Misschien ben ik wel wat sceptischer geworden, ja, wat minder verhullend. Je houdt gaandeweg steeds minder illusies over. Ik weet niet of dat enkel een verlies is. Voor mij betekent het ook winst. Je leert een beter onderscheid te maken tussen bijkomstigheden en essentiële zaken. Essentieel vind ik bijvoorbeeld goeie menselijke verhoudingen. Zolang je op een prettige manier contact houdt met anderen is het leven indien niet zinvol dan toch wel aanvaardbaar.’
Na de vraag welke grote illusies ze is kwijtgeraakt blijft het even stil. Haar vingers spelen met een briletui terwijl ze het tafelkleed bestudeert. ‘Als je jong bent hoop je op een gelukkig leven. Je beschouwt geluk als een goed waar je recht op hebt. Je beseft niet hoe hard je voor dat geluk moet werken. Iedereen krijgt veel verdriet te verwerken. Ik heb moeten leren om me aan te passen en mijn eigen geluk niet voorop te stellen. Een vrouw denkt vaak dat geluk voortvloeit uit een verhouding met een man, uit kinderen hebben. Ik denk dat je voor een gelukkig huwelijk een bepaalde mentaliteit moet hebben. Een mentaliteit die ik niet had. Een man gaat er soms van uit dat de vrouw zijn dienares is... ik geloof dat ik niet zo'n dienend karakter heb. Ik heb nooit gezegd: ik ben een dichter, maar ik heb wel leren inzien dat er dingen zijn die ik makkelijker kan opgeven dan het dichten. Om te dichten heb je tijd en rust nodig.’

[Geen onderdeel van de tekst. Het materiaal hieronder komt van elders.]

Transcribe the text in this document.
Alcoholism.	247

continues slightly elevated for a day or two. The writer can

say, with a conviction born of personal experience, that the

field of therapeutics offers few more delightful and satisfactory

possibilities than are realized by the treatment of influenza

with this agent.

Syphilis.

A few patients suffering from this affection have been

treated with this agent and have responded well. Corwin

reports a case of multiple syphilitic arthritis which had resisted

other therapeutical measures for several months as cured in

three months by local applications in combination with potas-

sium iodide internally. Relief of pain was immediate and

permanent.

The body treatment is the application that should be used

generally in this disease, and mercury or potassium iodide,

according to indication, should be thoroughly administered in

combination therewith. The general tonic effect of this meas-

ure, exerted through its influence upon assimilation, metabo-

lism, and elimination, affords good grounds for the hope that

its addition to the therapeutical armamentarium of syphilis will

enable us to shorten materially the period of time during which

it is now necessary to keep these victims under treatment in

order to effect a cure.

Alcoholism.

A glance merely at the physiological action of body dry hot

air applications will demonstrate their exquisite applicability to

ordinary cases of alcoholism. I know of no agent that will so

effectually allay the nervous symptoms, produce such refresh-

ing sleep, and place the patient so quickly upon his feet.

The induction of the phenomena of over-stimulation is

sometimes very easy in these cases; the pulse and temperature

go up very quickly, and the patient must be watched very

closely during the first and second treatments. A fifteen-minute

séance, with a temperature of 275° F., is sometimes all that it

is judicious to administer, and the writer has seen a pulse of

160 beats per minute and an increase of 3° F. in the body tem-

Hoe ouder je wordt, hoe makkelijker het is je eigen tekortkomingen te aanvaarden, luidt Eybers' stelling. ‘Ik vond mezelf altijd een moeilijk mens. En tot op zekere hoogte ben ik dat nog steeds. Iemand die gedichten maakt is over het algemeen vrij egocentrisch, introvert. Overgevoelig. Er zijn zoveel dingen die je grof of lelijk vindt, waar je liever niks mee te maken wil hebben. Als je ouder wordt kun je veel makkelijker bepalen waarmee je je nog bezig wilt houden en waarmee niet. De druk waaronder je leeft vermindert. Ik vind het niet zo erg dat er op een keer een einde komt aan dit leven, ik vind dat eerder een geruststellende dan een bangmakende gedachte. Alleen is het jammer dat ik niet kan weten hoe het er over bijvoorbeeld vijftig jaar in de wereld aan toe zal gaan. Hoe zal alles zich ontwikkelen? Wat zal er van mijn kleinkinderen worden?’
Het verval, zo zegt Eybers, brengt met zich mee dat er geen plaats meer is voor ‘persoonlijke ijdelheid’. ‘In wat ik schrijf streef ik naar een zo groot mogelijke zuiverheid. Maar af en toe ontdek ik tot mijn onsteltenis dat ik dingen herhaal. Je moet niet een epigoon van jezelf worden. Aan de andere kant is een zekere herhaling ook onvermijdelijk. Bepaalde thema's vergezellen je een leven lang. Ik heb het dichten nodig, het is een soort steun. Maar ik hoop dat ik de neiging zal kunnen weerstaan mezelf tot schrijven te dwingen wanneer het niet meer spontaan gaat. In dat geval moet ik maar andere dingen gaan doen. Wat meer poëzie lézen bijvoorbeeld.